# Mac can't Screen Share over WiFi



## stefanyoungs (Feb 7, 2011)

iMac running 10.6.6 connected by Ethernet to Linksys WAG160N

MacBook running 10.6.6. When connected by Ethernet I can ScreenShare the the iMac's screen, and I can see the iMac's iTunes Library on my MacBook. BUT when the MacBook is connecting via wifi, the MacBook can only access the Internet, it cannot ScreenShare the iMac's screen, neither can it see the iMac's iTunes library.

I have confirmed that the MacBook can ScreenShare fine with another Mac on another network, so the suspect here is the router setup.

Any ideas? Thanks.


----------



## stefanyoungs (Feb 7, 2011)

I answered my own problem by updating the Linksys router firmware. Sometimes just asking the question suggests an answer!

I can now get the same services over wifi as from ethernet.


----------



## sinclair_tm (Mar 11, 2005)

I bet that updating it reset some of the settings of the router. Many wireless routers have a setting where it treats the WiFi and wired networks as separate and will not let them cross-talk. If that option was on, then it describes the problem you had.


----------



## stefanyoungs (Feb 7, 2011)

Thanks for your interest. I did look through the router to see if I could find a relevant setting for binding wifi and ethernet networks, but for the life of me I couldn't see a thing. Not being a router specialist it's a case of the blind leading the blind here.

Do you have a clue as to what I should look for? It's always more satisfying if you know why the fix worked.

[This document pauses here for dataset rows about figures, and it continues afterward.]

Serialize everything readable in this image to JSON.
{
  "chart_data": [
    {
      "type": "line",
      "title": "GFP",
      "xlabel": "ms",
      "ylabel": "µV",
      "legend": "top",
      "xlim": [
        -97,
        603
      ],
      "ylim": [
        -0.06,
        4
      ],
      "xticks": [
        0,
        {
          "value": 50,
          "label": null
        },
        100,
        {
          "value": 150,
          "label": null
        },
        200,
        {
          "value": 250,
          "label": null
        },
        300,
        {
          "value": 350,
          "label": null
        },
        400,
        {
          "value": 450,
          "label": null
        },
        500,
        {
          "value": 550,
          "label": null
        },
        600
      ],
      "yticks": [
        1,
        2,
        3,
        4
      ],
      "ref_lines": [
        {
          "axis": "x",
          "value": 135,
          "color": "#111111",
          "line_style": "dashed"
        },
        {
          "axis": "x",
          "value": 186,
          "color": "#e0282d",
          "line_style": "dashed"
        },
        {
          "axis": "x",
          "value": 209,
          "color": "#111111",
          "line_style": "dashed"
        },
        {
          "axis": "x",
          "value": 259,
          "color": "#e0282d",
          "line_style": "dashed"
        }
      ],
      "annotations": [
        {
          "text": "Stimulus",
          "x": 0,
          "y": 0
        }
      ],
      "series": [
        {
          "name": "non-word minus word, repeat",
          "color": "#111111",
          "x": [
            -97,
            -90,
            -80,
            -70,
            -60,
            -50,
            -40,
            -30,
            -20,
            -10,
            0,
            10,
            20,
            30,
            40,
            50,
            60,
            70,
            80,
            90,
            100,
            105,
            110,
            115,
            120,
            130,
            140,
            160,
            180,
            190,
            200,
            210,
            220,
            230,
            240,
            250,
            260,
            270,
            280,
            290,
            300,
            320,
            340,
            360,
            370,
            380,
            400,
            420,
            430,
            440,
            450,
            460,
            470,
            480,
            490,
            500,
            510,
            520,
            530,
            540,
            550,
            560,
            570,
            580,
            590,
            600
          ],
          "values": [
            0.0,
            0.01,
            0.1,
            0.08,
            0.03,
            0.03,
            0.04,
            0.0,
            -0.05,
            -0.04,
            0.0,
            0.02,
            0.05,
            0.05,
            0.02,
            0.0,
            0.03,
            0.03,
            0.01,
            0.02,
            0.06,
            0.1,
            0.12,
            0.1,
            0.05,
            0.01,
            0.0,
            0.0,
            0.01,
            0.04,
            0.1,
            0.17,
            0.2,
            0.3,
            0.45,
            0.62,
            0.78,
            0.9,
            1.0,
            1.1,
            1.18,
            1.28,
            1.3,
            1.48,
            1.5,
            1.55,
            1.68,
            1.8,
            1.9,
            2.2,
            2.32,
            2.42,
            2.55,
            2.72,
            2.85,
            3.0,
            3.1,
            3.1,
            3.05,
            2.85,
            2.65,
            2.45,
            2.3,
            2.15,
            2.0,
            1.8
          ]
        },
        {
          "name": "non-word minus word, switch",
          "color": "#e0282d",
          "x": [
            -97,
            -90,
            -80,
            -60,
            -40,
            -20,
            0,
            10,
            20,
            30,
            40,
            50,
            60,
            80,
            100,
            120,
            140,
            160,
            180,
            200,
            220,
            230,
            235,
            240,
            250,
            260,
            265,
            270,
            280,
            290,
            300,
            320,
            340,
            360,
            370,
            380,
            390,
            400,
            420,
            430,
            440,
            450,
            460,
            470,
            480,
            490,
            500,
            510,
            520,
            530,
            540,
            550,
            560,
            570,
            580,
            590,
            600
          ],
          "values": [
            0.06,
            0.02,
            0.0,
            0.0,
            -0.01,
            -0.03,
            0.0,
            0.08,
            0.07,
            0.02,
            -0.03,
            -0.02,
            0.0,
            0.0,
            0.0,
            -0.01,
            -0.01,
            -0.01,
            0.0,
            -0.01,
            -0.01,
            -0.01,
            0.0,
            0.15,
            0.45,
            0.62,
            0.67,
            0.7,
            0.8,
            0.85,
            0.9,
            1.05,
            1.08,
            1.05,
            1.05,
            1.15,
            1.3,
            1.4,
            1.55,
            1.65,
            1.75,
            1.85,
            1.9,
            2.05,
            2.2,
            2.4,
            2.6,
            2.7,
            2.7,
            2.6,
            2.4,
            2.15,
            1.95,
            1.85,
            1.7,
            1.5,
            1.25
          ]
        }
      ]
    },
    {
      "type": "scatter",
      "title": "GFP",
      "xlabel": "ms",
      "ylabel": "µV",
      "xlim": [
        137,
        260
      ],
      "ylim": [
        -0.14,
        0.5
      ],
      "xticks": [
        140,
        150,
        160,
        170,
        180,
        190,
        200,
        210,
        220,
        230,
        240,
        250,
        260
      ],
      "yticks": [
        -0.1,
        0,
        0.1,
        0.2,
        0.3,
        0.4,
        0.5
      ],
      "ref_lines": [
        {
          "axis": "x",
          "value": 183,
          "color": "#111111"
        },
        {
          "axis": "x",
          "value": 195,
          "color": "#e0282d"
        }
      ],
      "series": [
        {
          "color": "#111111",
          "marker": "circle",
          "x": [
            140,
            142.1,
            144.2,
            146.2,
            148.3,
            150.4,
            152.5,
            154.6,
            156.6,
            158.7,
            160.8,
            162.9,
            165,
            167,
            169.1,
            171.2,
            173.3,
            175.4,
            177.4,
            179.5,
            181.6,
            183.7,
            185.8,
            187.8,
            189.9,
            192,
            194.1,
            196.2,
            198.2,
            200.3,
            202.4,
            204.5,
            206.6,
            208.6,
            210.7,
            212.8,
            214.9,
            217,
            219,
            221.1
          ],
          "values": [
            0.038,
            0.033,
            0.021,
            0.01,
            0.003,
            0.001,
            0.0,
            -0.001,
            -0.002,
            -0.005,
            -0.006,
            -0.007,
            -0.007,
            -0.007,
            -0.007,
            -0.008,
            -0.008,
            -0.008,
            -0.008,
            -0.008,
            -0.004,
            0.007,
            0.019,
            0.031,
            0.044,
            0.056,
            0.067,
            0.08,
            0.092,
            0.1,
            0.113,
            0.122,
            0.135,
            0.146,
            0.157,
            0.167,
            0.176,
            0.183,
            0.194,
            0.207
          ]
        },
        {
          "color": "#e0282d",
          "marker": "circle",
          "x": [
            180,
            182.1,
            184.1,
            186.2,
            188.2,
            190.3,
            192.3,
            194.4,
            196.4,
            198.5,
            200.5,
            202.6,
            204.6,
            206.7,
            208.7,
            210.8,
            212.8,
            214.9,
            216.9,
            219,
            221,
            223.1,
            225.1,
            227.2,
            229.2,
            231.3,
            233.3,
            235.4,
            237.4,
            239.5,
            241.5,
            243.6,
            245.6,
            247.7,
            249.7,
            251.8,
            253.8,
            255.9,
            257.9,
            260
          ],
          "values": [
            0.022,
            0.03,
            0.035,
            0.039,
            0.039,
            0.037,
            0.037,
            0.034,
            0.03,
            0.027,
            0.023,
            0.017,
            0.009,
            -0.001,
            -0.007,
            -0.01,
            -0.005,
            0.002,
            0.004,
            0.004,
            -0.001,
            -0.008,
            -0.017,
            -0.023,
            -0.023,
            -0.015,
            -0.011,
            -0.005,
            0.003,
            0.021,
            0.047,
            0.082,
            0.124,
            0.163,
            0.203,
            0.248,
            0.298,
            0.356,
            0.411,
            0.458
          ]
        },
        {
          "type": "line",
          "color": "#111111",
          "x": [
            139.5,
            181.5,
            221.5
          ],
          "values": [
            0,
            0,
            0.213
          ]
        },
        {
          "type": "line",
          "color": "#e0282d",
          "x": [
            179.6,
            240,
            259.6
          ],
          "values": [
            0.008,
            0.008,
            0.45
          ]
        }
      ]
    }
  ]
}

I've assumed the problem I described was the result of a bug in the router firmware, but the release notes made no mention of this problem, so it may well be as you suggest.

Thanks again.


----------



## sinclair_tm (Mar 11, 2005)

I've never used a Linksys, so I have no idea. But now that it works, it might be better not to muck around in the router.


----------